Referendum. Matteo Renzi non teme l’assist di Moscovici: risultati concreti sulla flessibilità

In Italia ”c’è una minaccia populista. E’ per questo che sosteniamo gli sforzi di Renzi affinché sia un partner forte all’interno dell’Ue”. E ancora: “Ho fiducia che l’Italia se la caverà come sempre e risolverà i problemi con il nostro aiuto”. Sul piano concreto: la Commissione Ue è pronta a “considerare” le richieste di italiane di flessibilità per “le spese per i rifugiati” e per il “terremoto”. Pierre Moscovici parla a Washington e sembra un renziano. Il commissario agli Affari economici dell’Ue si schiera con il premier italiano nella difficile sfida per il referendum e, particolare non da poco, non crea disturbo a Roma. Perché, è la lettura che danno da Palazzo Chigi, il socialista Moscovici porta risultati palpabili: il suo ok oggi permette di sperare di chiudere la legge di stabilità abbastanza agevolmente. Il resto sono speculazioni astratte.
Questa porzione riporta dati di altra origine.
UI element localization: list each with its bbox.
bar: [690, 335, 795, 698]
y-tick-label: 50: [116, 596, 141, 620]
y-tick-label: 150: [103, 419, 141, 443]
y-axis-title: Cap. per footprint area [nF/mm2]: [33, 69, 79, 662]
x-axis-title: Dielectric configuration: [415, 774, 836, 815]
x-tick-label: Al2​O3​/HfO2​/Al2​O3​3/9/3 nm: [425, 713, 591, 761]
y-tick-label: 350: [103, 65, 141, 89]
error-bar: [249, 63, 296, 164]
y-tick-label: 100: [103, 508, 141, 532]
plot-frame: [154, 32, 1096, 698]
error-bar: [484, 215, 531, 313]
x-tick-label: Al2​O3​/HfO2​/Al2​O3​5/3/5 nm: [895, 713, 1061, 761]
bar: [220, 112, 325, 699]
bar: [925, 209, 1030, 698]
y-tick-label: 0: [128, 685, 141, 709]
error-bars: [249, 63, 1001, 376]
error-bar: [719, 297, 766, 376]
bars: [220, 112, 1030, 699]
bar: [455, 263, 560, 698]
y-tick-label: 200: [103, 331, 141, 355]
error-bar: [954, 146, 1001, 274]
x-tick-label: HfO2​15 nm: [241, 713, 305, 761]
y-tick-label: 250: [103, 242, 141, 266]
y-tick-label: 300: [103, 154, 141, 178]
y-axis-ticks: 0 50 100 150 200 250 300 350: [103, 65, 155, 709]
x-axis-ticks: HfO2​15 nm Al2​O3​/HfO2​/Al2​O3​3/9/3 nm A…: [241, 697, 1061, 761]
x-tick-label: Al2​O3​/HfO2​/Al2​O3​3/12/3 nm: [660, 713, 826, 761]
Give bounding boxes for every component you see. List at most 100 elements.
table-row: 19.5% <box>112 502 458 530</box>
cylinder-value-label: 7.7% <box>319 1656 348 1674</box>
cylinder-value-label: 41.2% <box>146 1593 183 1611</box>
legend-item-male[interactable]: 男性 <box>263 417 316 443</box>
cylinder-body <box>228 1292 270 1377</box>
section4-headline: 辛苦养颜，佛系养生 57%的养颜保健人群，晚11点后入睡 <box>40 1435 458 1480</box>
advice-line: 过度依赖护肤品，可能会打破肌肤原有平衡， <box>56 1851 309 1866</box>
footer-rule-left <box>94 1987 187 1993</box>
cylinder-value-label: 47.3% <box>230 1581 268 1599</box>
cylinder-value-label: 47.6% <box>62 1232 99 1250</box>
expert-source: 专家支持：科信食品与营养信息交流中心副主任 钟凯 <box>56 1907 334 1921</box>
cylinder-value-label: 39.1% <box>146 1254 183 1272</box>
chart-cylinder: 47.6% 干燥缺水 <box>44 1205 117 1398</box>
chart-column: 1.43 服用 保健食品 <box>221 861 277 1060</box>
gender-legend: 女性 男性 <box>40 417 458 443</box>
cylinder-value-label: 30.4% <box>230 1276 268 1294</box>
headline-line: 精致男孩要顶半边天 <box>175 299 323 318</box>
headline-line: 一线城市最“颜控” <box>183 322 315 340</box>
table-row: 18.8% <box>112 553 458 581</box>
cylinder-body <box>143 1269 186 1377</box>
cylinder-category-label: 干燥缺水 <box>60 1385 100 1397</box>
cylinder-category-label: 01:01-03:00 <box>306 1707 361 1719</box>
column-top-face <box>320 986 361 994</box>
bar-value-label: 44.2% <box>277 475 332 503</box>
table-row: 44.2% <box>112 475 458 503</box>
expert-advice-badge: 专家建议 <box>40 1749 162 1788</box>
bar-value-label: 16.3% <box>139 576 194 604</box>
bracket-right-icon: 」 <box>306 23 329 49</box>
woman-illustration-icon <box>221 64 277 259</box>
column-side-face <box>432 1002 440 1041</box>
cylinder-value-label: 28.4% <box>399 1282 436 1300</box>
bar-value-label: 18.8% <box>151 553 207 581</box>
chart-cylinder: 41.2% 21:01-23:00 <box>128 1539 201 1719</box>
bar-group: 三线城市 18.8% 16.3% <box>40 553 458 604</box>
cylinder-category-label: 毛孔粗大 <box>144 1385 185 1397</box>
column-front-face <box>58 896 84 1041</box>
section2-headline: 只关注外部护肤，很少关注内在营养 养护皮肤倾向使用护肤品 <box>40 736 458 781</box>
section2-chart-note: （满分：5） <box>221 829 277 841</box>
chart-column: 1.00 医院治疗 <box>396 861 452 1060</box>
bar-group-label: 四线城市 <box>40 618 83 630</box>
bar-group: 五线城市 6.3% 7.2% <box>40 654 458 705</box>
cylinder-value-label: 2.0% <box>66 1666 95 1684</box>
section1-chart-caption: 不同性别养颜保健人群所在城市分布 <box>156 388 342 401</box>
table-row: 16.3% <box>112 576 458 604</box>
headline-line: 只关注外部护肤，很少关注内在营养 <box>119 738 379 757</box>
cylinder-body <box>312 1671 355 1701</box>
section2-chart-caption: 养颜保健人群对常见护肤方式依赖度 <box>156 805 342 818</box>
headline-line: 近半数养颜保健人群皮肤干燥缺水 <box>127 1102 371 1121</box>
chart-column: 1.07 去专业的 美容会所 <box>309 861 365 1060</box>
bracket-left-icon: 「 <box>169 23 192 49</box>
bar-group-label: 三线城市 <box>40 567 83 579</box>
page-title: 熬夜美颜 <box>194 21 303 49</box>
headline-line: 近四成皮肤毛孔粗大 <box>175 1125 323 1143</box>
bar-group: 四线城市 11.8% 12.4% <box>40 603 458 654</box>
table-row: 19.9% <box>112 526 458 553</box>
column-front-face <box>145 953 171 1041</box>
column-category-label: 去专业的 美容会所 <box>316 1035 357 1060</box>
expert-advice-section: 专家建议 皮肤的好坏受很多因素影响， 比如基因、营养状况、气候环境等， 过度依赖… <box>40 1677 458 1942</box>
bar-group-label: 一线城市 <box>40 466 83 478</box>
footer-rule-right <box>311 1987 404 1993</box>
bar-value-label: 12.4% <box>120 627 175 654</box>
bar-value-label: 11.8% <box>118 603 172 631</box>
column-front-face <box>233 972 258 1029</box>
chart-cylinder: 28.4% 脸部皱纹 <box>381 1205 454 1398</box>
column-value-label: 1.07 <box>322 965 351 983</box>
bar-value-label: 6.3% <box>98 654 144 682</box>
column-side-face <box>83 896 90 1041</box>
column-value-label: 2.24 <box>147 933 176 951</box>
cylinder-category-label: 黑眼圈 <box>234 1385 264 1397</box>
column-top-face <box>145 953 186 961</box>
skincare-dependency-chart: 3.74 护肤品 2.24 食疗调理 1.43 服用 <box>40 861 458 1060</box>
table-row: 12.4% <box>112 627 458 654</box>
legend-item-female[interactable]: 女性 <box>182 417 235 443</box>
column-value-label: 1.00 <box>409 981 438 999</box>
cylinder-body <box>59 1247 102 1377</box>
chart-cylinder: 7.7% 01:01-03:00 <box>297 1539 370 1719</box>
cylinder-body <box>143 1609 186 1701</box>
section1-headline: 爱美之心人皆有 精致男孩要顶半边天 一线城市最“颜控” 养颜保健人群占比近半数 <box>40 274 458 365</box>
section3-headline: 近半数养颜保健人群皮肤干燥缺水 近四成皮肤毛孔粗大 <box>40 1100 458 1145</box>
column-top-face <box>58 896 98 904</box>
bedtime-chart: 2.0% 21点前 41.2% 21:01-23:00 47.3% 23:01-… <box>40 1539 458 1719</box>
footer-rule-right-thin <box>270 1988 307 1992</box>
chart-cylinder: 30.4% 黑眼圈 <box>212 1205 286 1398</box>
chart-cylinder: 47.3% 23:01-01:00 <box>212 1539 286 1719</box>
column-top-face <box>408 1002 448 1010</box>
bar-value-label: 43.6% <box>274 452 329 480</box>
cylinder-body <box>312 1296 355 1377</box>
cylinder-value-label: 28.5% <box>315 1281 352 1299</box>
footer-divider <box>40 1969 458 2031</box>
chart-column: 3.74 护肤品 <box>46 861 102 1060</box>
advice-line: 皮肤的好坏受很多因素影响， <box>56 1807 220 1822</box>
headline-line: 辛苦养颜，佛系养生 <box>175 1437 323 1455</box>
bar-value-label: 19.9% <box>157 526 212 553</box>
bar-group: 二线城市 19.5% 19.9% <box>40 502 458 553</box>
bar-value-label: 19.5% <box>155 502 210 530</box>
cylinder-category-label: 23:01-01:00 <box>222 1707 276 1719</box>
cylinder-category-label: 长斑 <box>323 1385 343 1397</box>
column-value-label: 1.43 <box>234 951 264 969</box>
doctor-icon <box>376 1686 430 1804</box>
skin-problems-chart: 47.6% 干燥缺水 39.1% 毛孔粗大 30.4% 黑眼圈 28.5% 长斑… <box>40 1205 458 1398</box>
Insomma l’effetto ‘John Phillips’ non c’è. Le parole di Moscovici sono musica per le orecchie di Renzi anche se a pronunciarle è il commissario di un’Europa che ormai non suscita simpatia in nessun paese del continente. Stavolta il premier e i suoi non reagiscono con gelo, imbarazzo e distanza come è accaduto tre settimane fa, quando l’ambasciatore statunitense Phillips si è azzardato a dire che “una vittoria del no al referendum metterebbe a rischio gli investimenti americani in Italia”. Con Moscovici, commissario e uomo di mediazione nella squadra di Juncker, questo non succede. Anzi. A Roma sono contenti.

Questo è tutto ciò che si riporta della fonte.